Investigating the effects of ongoing task bias on prospective memory
Strickland, L and Loft, S and Heathcote, A, Investigating the effects of ongoing task bias on prospective memory, Quarterly journal of experimental psychology, 73, (9) pp. 1495-1513. ISSN 1747-0218 (2020) [Refereed Article]
Event-based prospective memory (PM) refers to the cognitive processes required to perform a planned action upon encountering a future event. Event-based PM studies engage participants in an ongoing task (e.g., lexical decision making) with an instruction to make an alternative PM response to certain items (e.g., items containing ‘tor’). The Prospective Memory Decision Control model (PMDC), which provides a quantitative process account of ongoing task and PM decisions, proposes that PM and ongoing-task processes compete in a race to threshold. We use PMDC to test whether, as proposed by the Delay Theory of PM costs, PM can be improved by biasing decision making against a specific ongoing-task choice, so that the PM process is more likely to win the race.
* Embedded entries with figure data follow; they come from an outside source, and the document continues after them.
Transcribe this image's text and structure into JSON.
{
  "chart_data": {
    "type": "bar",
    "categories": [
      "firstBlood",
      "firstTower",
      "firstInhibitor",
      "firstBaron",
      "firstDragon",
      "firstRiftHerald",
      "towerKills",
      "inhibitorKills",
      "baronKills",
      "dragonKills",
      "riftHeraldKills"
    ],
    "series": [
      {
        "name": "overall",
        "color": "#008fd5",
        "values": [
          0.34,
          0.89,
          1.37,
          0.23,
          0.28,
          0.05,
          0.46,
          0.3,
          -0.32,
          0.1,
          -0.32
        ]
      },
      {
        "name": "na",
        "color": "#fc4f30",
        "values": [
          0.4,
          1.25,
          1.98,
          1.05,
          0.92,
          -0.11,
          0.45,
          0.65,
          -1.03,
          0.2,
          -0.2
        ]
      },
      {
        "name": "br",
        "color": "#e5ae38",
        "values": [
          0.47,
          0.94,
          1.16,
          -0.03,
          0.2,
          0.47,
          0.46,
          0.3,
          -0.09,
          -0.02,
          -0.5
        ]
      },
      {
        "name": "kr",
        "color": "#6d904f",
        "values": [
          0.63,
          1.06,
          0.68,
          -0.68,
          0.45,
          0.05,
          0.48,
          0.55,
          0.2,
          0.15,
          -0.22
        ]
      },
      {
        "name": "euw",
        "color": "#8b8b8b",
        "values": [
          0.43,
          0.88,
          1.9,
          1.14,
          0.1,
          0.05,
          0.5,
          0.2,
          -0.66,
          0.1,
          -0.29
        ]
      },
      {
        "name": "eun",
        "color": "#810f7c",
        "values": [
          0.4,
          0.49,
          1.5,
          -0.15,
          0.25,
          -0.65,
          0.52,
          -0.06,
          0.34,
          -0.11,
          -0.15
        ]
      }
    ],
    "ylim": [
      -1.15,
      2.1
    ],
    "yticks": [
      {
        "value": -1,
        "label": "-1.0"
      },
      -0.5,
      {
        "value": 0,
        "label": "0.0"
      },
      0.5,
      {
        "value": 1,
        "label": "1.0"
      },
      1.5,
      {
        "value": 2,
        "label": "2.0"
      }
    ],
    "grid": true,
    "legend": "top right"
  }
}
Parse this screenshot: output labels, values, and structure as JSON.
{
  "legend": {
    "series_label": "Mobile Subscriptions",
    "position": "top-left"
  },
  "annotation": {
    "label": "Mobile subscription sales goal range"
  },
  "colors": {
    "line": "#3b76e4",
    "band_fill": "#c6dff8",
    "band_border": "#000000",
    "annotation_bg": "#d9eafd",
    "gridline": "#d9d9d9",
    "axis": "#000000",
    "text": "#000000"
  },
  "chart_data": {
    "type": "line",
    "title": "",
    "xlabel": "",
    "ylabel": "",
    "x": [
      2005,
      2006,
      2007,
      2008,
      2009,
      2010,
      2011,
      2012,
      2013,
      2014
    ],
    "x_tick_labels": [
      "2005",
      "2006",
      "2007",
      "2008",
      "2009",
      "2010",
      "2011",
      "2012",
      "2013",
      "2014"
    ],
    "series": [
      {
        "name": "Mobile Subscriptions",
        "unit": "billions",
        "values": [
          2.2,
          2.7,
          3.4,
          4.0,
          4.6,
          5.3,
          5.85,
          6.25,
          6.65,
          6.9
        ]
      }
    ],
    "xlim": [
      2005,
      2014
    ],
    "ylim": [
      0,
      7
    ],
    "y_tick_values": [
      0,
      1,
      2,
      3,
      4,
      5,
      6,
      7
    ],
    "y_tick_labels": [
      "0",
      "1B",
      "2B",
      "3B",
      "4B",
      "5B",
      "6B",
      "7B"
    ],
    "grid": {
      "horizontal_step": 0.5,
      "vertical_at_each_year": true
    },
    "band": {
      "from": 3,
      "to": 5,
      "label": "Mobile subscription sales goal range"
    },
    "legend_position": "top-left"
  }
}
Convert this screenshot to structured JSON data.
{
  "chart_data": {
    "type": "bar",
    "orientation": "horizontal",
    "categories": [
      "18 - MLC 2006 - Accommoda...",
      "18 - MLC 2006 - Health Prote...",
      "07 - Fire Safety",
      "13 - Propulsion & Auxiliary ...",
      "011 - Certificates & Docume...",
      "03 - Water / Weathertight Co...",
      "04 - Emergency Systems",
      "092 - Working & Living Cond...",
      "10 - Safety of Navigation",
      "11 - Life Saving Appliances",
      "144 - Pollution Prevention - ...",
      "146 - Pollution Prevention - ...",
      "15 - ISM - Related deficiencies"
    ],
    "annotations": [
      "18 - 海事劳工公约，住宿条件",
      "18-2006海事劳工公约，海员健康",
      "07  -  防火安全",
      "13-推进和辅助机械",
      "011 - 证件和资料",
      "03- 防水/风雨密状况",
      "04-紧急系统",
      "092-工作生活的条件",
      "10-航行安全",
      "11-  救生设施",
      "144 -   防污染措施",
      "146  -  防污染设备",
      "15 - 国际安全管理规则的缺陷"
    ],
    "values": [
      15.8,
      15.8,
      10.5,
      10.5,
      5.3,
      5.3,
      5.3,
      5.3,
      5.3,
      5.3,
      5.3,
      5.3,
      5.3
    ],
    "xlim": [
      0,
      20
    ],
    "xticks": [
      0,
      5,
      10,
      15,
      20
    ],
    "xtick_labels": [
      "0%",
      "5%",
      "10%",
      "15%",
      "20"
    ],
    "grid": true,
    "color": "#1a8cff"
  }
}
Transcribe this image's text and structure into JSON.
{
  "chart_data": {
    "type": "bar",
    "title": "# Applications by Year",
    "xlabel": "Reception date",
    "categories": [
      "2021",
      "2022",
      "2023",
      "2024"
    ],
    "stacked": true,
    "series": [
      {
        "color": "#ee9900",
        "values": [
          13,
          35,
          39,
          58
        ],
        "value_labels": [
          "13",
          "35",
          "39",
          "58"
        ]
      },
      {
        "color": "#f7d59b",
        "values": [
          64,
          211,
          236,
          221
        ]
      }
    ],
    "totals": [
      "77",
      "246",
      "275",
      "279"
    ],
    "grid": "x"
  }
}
We manipulated bias in a lexical decision task with an accompanying PM intention. In one condition, a bias was induced against deciding items were words, and in another a bias was induced against deciding items were non-words. The bias manipulation had little effect on PM accuracy but did affect the types of ongoing-task responses made on missed PM trials. PMDC fit the observed data well and verified that the bias manipulation had the intended effect on ongoing-task processes. Further, although simulations from PMDC could produce an improvement in PM accuracy due to ongoing task bias, this required implausible parameter values. These results illustrate the importance of understanding event-based PM in terms of a comprehensive model of the processes that interact to determine all aspects of task performance.